What the papers say – August 20

The front pages on Thursday concern the latest on exam results and the drowning of a teenager attempting to cross from France to England.

The Times says the Education Secretary was “warned directly” six weeks ago about problems with the A-level and GCSE grading system.

Regulator Ofqual was warned “at least a month ago” of flaws in the exams algorithm which led to A-levels chaos, according to The Guardian.

A last-minute decision by one exam board to delay publishing vocational results means tens of thousands of students will not get their grades today, The Independent reports.

The Daily Telegraph estimates a larger amount will be hit by the decision, with the headline “Hundreds of thousands told: You won’t get your results today”.

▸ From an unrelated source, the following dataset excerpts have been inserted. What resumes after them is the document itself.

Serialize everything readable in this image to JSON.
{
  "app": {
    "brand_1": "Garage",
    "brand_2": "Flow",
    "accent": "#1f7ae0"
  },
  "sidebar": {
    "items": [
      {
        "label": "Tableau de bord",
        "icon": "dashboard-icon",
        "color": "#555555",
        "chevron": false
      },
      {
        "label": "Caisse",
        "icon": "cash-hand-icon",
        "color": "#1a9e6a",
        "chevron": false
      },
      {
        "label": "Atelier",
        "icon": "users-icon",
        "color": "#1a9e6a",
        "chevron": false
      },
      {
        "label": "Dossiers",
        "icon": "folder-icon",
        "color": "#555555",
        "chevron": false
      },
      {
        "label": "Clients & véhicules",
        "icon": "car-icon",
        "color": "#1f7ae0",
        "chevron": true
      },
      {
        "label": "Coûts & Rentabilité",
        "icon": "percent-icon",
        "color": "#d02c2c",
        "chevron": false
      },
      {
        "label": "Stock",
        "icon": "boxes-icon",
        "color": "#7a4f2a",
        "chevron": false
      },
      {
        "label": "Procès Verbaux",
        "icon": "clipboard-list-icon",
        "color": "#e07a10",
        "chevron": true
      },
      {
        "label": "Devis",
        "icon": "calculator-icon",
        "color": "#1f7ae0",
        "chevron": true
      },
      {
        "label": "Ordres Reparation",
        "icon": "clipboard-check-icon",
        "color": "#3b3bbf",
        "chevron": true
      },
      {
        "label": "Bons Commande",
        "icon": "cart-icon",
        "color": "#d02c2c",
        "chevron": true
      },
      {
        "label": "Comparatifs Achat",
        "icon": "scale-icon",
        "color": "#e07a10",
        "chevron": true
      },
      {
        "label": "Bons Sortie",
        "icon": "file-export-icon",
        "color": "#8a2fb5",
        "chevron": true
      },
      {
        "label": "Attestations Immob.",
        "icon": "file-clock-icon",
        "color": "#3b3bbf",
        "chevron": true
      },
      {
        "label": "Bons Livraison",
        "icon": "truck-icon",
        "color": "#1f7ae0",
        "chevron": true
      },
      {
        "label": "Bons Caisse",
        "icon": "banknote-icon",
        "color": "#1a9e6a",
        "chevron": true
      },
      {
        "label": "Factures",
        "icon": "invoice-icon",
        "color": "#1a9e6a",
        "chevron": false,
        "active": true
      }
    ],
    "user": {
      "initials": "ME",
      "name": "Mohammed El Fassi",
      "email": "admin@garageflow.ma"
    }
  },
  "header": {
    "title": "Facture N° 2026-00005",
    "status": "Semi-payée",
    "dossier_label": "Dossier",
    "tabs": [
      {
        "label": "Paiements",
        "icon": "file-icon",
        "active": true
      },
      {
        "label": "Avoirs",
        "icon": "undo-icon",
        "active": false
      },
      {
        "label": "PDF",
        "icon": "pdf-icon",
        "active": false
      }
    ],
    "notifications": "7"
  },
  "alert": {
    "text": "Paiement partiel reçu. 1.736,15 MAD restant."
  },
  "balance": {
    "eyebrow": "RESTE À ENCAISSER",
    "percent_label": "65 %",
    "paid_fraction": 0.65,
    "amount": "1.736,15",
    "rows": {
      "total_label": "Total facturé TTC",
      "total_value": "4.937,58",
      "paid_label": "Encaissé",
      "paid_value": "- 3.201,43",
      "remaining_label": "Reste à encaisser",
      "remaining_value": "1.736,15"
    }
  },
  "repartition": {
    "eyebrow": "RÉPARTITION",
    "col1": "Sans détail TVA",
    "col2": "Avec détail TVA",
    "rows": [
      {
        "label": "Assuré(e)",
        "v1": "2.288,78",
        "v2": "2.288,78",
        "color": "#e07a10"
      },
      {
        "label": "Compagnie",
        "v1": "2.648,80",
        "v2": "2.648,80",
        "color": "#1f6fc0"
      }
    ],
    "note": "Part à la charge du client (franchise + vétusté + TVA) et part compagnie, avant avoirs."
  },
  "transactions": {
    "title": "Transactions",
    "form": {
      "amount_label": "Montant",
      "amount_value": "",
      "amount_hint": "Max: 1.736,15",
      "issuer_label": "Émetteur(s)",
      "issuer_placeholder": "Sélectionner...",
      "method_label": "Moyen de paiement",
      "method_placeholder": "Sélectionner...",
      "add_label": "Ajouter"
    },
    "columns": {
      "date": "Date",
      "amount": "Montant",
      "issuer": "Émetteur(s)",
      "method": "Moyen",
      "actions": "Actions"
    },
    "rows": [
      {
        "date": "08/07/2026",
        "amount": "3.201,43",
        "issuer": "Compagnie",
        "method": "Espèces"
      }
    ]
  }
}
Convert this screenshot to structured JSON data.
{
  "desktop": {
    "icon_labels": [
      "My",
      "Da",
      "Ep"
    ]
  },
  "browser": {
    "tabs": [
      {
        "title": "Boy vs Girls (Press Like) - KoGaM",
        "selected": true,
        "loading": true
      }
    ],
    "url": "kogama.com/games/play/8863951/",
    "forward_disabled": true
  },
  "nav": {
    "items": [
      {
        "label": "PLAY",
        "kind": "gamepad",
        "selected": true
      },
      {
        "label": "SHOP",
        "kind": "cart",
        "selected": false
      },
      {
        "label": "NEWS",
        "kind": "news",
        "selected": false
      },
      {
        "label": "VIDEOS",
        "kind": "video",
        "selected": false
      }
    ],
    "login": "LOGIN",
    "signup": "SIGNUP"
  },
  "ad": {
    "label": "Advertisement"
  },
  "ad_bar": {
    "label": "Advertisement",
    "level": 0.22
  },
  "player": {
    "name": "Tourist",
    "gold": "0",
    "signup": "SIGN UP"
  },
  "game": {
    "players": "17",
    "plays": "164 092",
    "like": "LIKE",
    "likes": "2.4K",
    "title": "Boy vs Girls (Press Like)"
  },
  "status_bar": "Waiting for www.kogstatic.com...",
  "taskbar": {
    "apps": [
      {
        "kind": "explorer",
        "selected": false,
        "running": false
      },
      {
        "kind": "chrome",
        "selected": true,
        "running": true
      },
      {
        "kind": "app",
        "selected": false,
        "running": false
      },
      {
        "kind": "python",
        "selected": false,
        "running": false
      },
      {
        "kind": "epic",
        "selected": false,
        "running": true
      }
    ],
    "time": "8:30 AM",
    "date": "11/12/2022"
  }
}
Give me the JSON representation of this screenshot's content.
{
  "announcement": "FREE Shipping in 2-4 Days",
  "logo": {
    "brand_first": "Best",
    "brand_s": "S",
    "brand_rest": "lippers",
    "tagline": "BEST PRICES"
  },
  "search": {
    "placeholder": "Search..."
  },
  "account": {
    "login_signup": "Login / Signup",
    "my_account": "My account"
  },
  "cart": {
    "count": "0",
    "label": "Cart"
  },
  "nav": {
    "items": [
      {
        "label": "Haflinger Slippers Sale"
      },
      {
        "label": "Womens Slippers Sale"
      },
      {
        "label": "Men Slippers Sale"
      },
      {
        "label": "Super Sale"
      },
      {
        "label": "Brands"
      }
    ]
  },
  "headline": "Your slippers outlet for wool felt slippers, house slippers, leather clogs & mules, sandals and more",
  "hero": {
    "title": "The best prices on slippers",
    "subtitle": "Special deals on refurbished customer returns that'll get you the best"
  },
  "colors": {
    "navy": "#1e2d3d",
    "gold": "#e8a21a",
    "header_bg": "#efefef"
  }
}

Metro says a 16-year-old migrant who drowned after falling from a dinghy while trying to cross the Channel from France “didn’t stand a chance”.

“Now will we wake up to this tragedy?” asks the Daily Mail following the Sudanese teenager’s death.

The Daily Mirror refers to Manchester Arena “bomb plotter” Hashem Abedi as “the coward” and the families of his victims as “the brave” after he “hid in his cell” during sentencing.

Brexit trade negotiations have hit a “road block” after Brussels threatened to curb British truckers’ access to European roads, the Daily Express reports.

Apple’s big day leads the Financial Times, which says the technology firm has “hit a 2 billion dollar (£1.8 billion) market capitalisation just two years after it became the world’s first trillion-dollar company”.

And an expected battering across the UK from Storm Ellen, which made landfall in Ireland overnight, fills the Daily Star‘s front.